Por: Griselda Lira “La Tirana”

Para mi gallo, El Azteca.

El palenque
Vienes a mí, sospechoso, tan negras son tus intenciones que las plumas de tu sombrero se han tornado verdosas, color maguey, color mosca panteonera. Guardo silencio porque detesto el espectáculo violento de los palenques, pero de reojo, te veo
caminar entre la gente, sacando polvo igual que el cabrón del Tezcatlipoca: oscuro, misterioso y hechicero como el pulque. Te distingues como un gallo de pelea portando un tremendo pistolón en el holster de la pierna derecha; ese plumaje real de tu porte que refleja los astros, la luna y las estrellas, es seductor y nunca lo he negado corazón de las tinieblas.
¡Ay espejito de obsidiana voy a apostar! “Van treinta mil dólares por ti pinche gallito chingón; si gano, te voy a ocupar para la crianza, mis gallinitas de rancho hidalguense seguro que van a estar felices contigo, quiero ver cuando las pises y llenes mis corrales de hartos pollitos prietos como tú; claro, no va a ser cualquiera, vas a ser tú el que las preñe mi gallo semental, El Azteca”.

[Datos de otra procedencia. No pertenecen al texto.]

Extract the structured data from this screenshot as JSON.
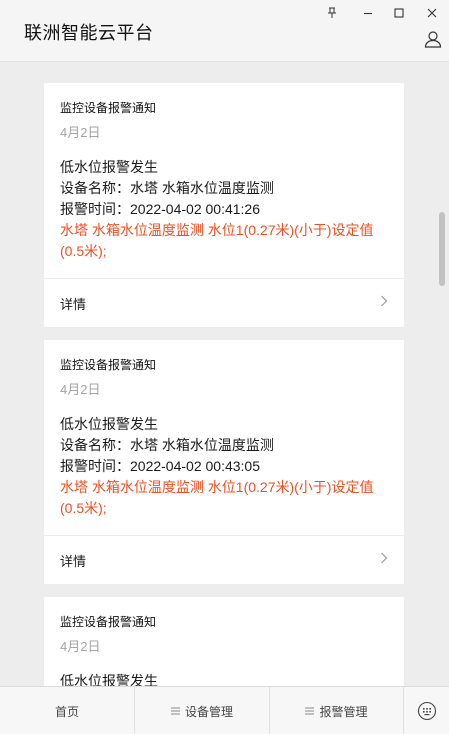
{
  "app": {
    "title": "联洲智能云平台"
  },
  "window_controls": [
    "pin-icon",
    "minimize-icon",
    "maximize-icon",
    "close-icon"
  ],
  "cards": [
    {
      "title": "监控设备报警通知",
      "date": "4月2日",
      "event": "低水位报警发生",
      "device": "设备名称：水塔 水箱水位温度监测",
      "time": "报警时间：2022-04-02 00:41:26",
      "alert": "水塔 水箱水位温度监测 水位1(0.27米)(小于)设定值(0.5米);",
      "detail_label": "详情"
    },
    {
      "title": "监控设备报警通知",
      "date": "4月2日",
      "event": "低水位报警发生",
      "device": "设备名称：水塔 水箱水位温度监测",
      "time": "报警时间：2022-04-02 00:43:05",
      "alert": "水塔 水箱水位温度监测 水位1(0.27米)(小于)设定值(0.5米);",
      "detail_label": "详情"
    },
    {
      "title": "监控设备报警通知",
      "date": "4月2日",
      "event": "低水位报警发生"
    }
  ],
  "bottom_nav": {
    "home": "首页",
    "device_mgmt": "设备管理",
    "alarm_mgmt": "报警管理"
  },
  "colors": {
    "alert": "#f04f22",
    "date": "#a3a3a3",
    "background": "#ededed"
  }
}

Tú solo tú, has llenado de luto mi vida
El mariachi toca y toca. Antes de que termine la pelea le pido a mi chamaco fiel, el Incógnito, que se espere y recoja el dinero porque sé que esta apuesta, ya la gané y porque no quiero ver la sangre correr como riachuelos que desembocan en el mar de la
muerte llamado Tenochtitlán. Ya todos están muy briagos, la violencia cunde a diestra y siniestra, nos han convertido en esclavos de la pornocracia llamada, su Majestad la
Chingada, otrora la Malinche. Salgo en silencio y evito verte, todos están embrujados por ese pulque que pagué para la fiesta; como soy un alma común y corriente, nadie lo nota.

Los niños ricos
“Los viajeros en el tiempo” es una de las mejores series de televisión que he visto, se cumple en estos momentos en que me topo, en unos de mis viajes por el Oriente con el hacendado Torres Adalid, una princesa de “Las mil y una noches” versión a escondidas que, si no se le pone alfombra roja voladora y mágica, se enmuina, imposible no notarlo en sus ojos negros, según él, de indio, yo digo que de tlacuache ratero de cachivaches.
Las redes sociales y la cultura misógina, los han convertido en las vedettes de moda con sus juguetes que no prestan y solamente los sacan a presumir los domingos después de misa (cabe señalar que son ateos pero idólatras, así la Nueva Era) durante las fiestas patronales o en eventos de los pueblos mágicos, propiedad privada marca élite y para la foto que justifica el presupuesto.

Mientras tanto, los pobres nos quedamos mirando cómo los hípsters se han apropiado de todo lo que nosotros considerábamos instrumentos de uso cotidiano en las cocinas
de nuestras familias campesinas y debemos guardar silencio o nos matan con sus calumnias. Clichés y merca que va de la apreciación a la apropiación, mera sustancia para arrodillarse ante la subculturas y las ideas de los niños ricos que ya la tienen ganada con sus lindos apellidos, sus historias para turista y antes de que se les ocurra la idea.
¡Ah! pero no les digas nada porque de inmediato te sacan el tremendo pistolón de los señalamientos y las acusaciones patriarcales. “Esa pinche puta, limosnera divorciada, madre soltera, malquerida, enferma, tóxica, loca, quién se cree, mejor que preste yo si me aviento una revolcada con ella, vieja loca”. El dedo apunta, pero hay tres que ya se embarraron de excremento igual que Nietzsche con sus aficiones por tragar heces. Son
los intocables pensadores, los terratenientes del conocimiento e inquisidores liberales, los doctores de la ley de Herodes y su compadre Robespierre.